Güvendin Armin diye bağıran iç sesimi susturmak için ellerimle kulaklarımı kapattım.Sakladığı şeyler o kadar büyük ki...
"Gidecek yerim yok ki. Gidemem." diye mırıldandım kendi kendime.Her zaman yaptığım gibi yatağın ucuna oturmuş gözümden akan bir iki damla yaşla sakinleşmeye çalışıyordum. Ama kendimden saklamaya çalıştığım her şey içten içe açığa çıkıp yüzüme çarpıyordu.Kokusu bile ağlattı seni. Ona güvendin."Sadece..." diye mırıldanırken boğazımdan kaçan hıçkırıkla dudağımı ısırdım. Sadece beni sevmesi o kadar güzel geliyordu ki kulağa...Hiç itiraf etmesem de iyi geliyordu. İçten içe anlatmasın istiyordum hiçbir sırrı. Hiç öğrenmeyeyim ve gitmeme hiç izin vermesin.
Çünkü ona alıştın diye tamamladı iç sesim. Sesli bir şekilde dile getiremeyeceğim her şeyi içimden söylüyordum. Asla kulaklarımın duyacağı bir şekilde söyleyemezdim.Sadece bir kere hiçbir şeyi düşünmeden, ertesi gün ne olacak demeden sarılıp uyuyayım onunla. Bir kere sadece beni seven adam olarak kokusunu çekeyim içime.Düşündüğüm şeylerle daha çok ağlamaya başlarken odanın içini dolduran telefonumun sesiyle sakinleşmeye çalıştım. Hıçkırıklarım birbiri ardına gelirken sakinleşmekten çok uzak bir konumdaydım.Gözyaşlarımı durduramadan telefonu elime aldığımda Nehir'in aradığını gördüm. Derin derin nefes alıp sesimi normal bir düzeye getirmeye çalışırken telefon sustu. Yatağın üstüne telefonu atarak banyoya geçtim. Dağılmış saçlarıma baktıktan sonra sürekli kızarık görmeye alıştığım gözlerime su çarptım ve derin bir nefes alarak odama tekrar geçtim.
Telefonum tekrar çalmaya başladı."Efendim?" diyerek telefonu açtığımda Nehir'in çığlığını duydum.

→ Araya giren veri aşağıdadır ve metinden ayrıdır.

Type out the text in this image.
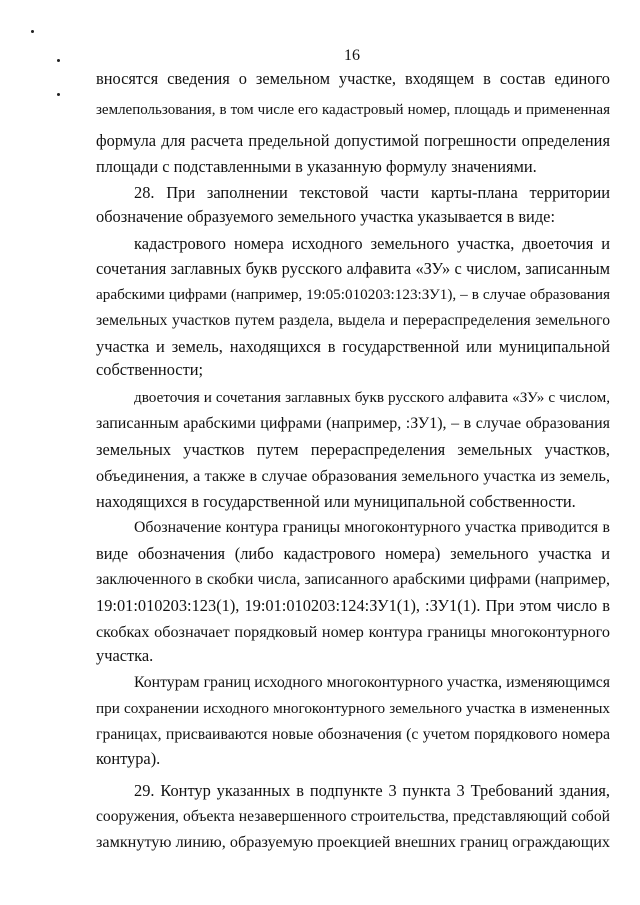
16
вносятся сведения о земельном участке, входящем в состав единого
землепользования, в том числе его кадастровый номер, площадь и примененная
формула для расчета предельной допустимой погрешности определения
площади с подставленными в указанную формулу значениями.
28. При заполнении текстовой части карты-плана территории
обозначение образуемого земельного участка указывается в виде:
кадастрового номера исходного земельного участка, двоеточия и
сочетания заглавных букв русского алфавита «ЗУ» с числом, записанным
арабскими цифрами (например, 19:05:010203:123:ЗУ1), – в случае образования
земельных участков путем раздела, выдела и перераспределения земельного
участка и земель, находящихся в государственной или муниципальной
собственности;
двоеточия и сочетания заглавных букв русского алфавита «ЗУ» с числом,
записанным арабскими цифрами (например, :ЗУ1), – в случае образования
земельных участков путем перераспределения земельных участков,
объединения, а также в случае образования земельного участка из земель,
находящихся в государственной или муниципальной собственности.
Обозначение контура границы многоконтурного участка приводится в
виде обозначения (либо кадастрового номера) земельного участка и
заключенного в скобки числа, записанного арабскими цифрами (например,
19:01:010203:123(1), 19:01:010203:124:ЗУ1(1), :ЗУ1(1). При этом число в
скобках обозначает порядковый номер контура границы многоконтурного
участка.
Контурам границ исходного многоконтурного участка, изменяющимся
при сохранении исходного многоконтурного земельного участка в измененных
границах, присваиваются новые обозначения (с учетом порядкового номера
контура).
29. Контур указанных в подпункте 3 пункта 3 Требований здания,
сооружения, объекта незавершенного строительства, представляющий собой
замкнутую линию, образуемую проекцией внешних границ ограждающих
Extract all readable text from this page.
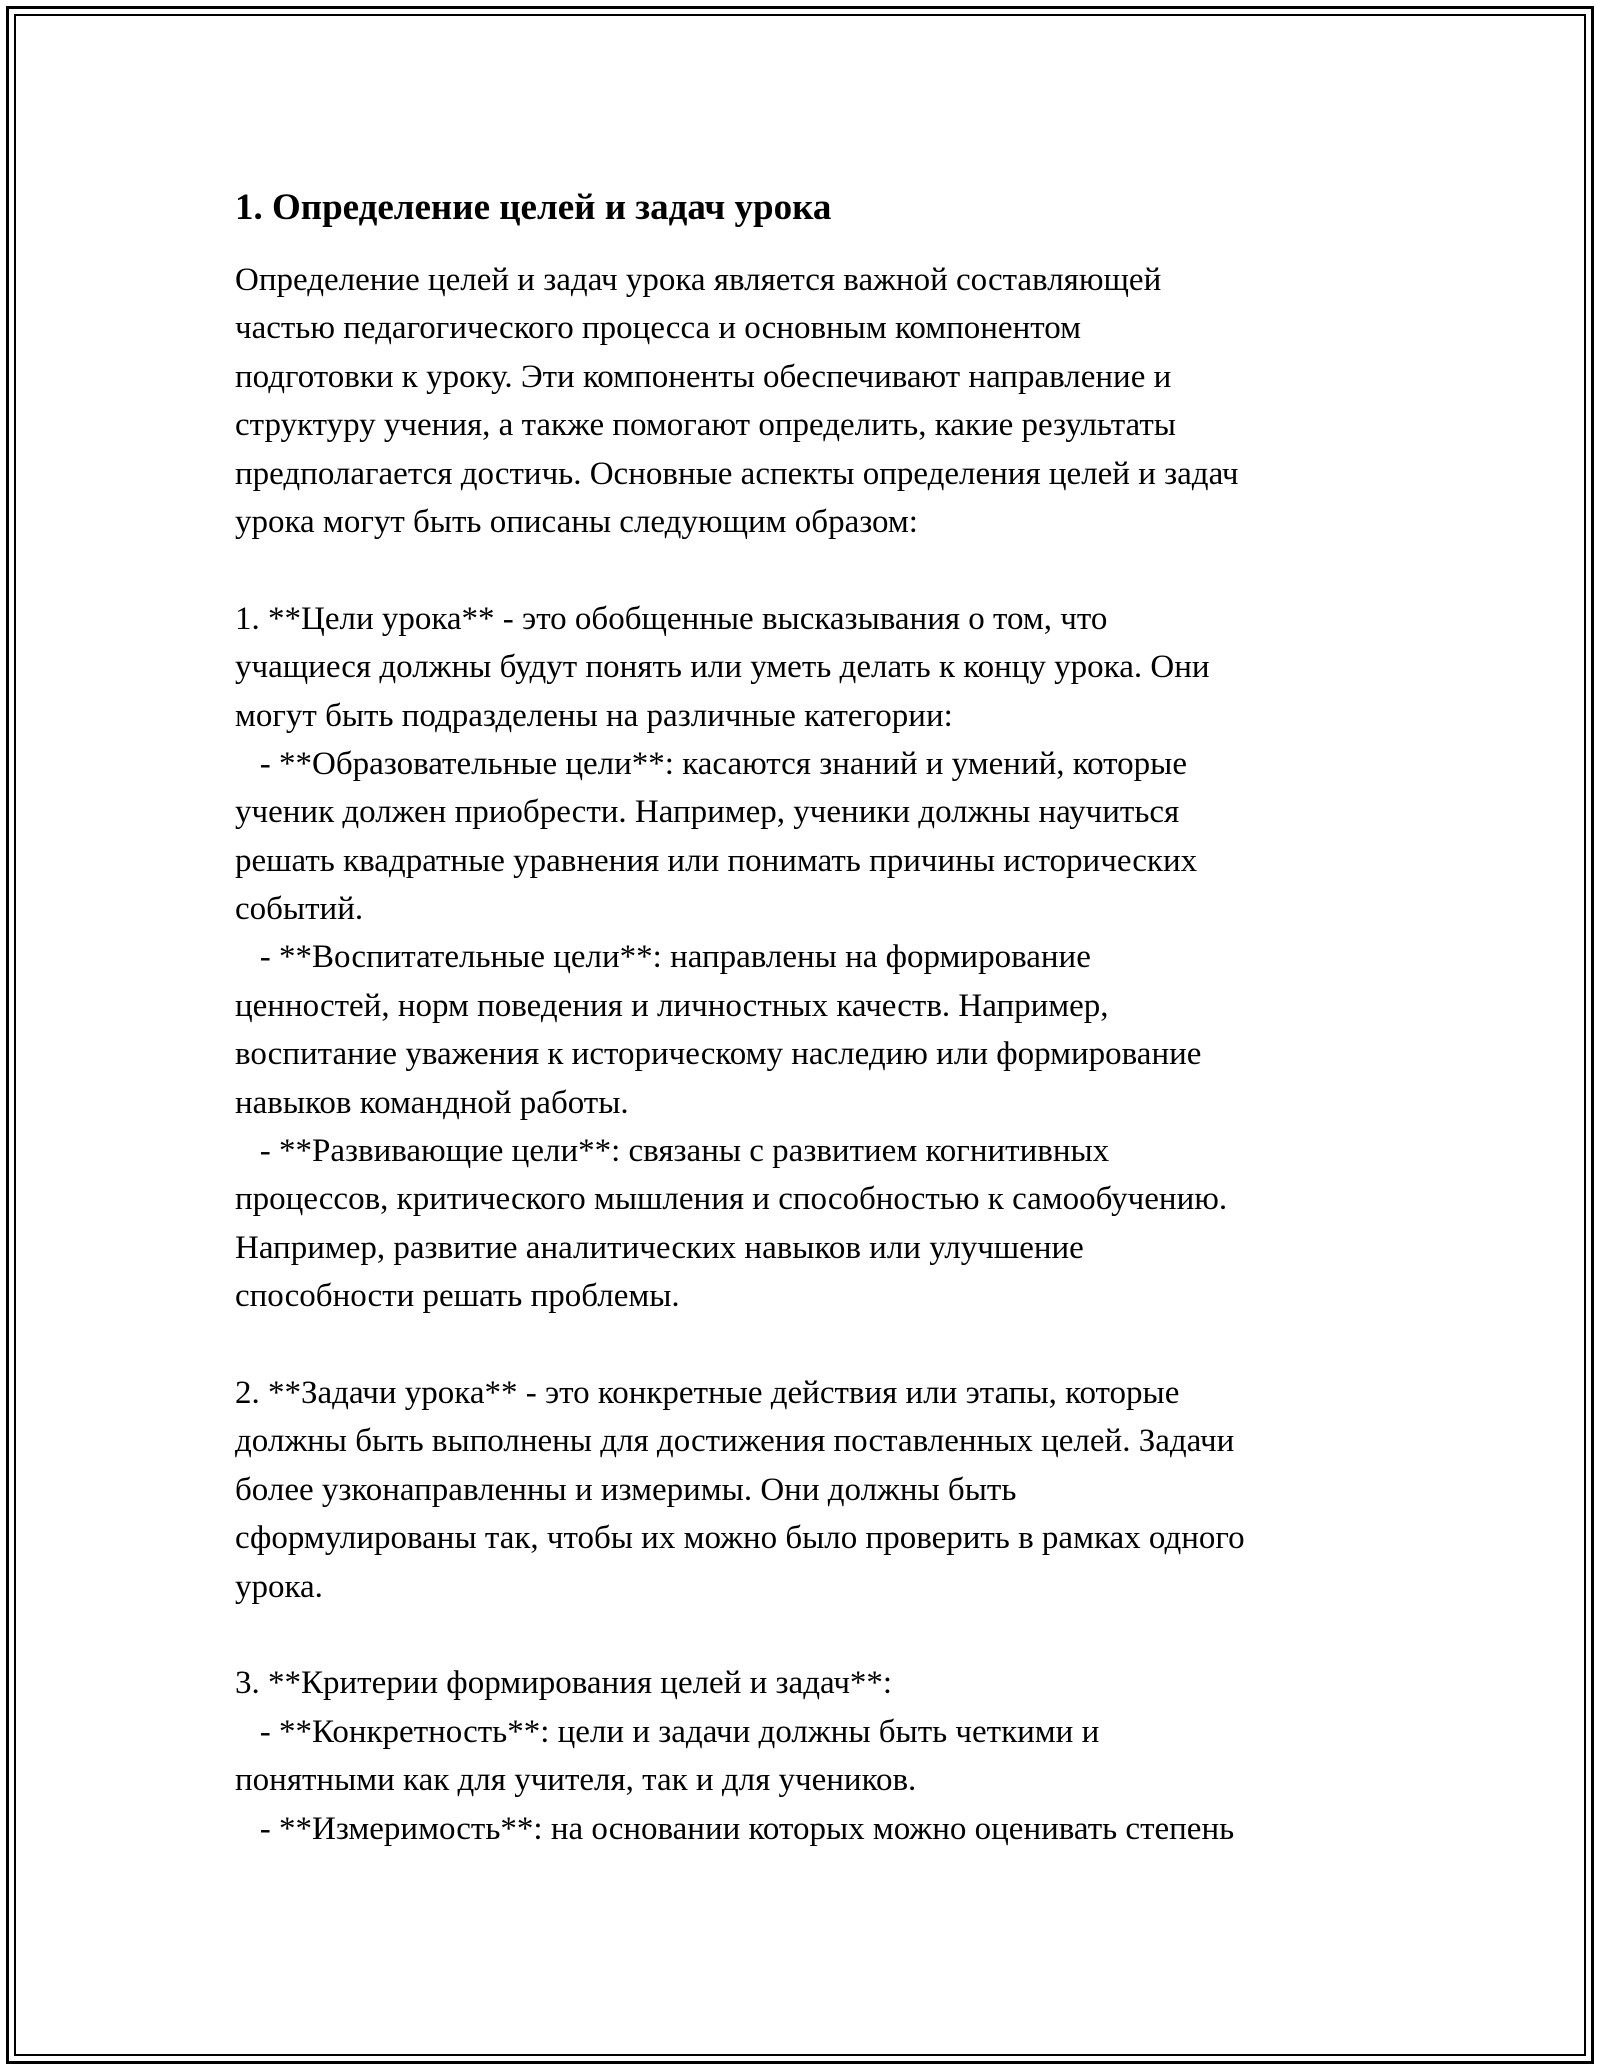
1. Определение целей и задач урока
Определение целей и задач урока является важной составляющей
частью педагогического процесса и основным компонентом
подготовки к уроку. Эти компоненты обеспечивают направление и
структуру учения, а также помогают определить, какие результаты
предполагается достичь. Основные аспекты определения целей и задач
урока могут быть описаны следующим образом:
1. **Цели урока** - это обобщенные высказывания о том, что
учащиеся должны будут понять или уметь делать к концу урока. Они
могут быть подразделены на различные категории:
- **Образовательные цели**: касаются знаний и умений, которые
ученик должен приобрести. Например, ученики должны научиться
решать квадратные уравнения или понимать причины исторических
событий.
- **Воспитательные цели**: направлены на формирование
ценностей, норм поведения и личностных качеств. Например,
воспитание уважения к историческому наследию или формирование
навыков командной работы.
- **Развивающие цели**: связаны с развитием когнитивных
процессов, критического мышления и способностью к самообучению.
Например, развитие аналитических навыков или улучшение
способности решать проблемы.
2. **Задачи урока** - это конкретные действия или этапы, которые
должны быть выполнены для достижения поставленных целей. Задачи
более узконаправленны и измеримы. Они должны быть
сформулированы так, чтобы их можно было проверить в рамках одного
урока.
3. **Критерии формирования целей и задач**:
- **Конкретность**: цели и задачи должны быть четкими и
понятными как для учителя, так и для учеников.
- **Измеримость**: на основании которых можно оценивать степень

"Neredesin sen Armin? Meraktan öldüm," dediğinde gözlerimi devirdim.
ŞİMDİ OKUDUĞUN
Güven Bana*Yeniden Yayımda*1-2
Teen FictionAsla kimseye güvenme sözleriyle büyümüş genç bir kız ve ne olursa olsun pes etmeyen genç bir adam... İliklerine kadar hissettiği tanıdıklık hissiyle kavrulan genç bir çocuk. Aşk ve nefret birbirine karıştırılırsa ne olur ya da masum duygular tutkuyl...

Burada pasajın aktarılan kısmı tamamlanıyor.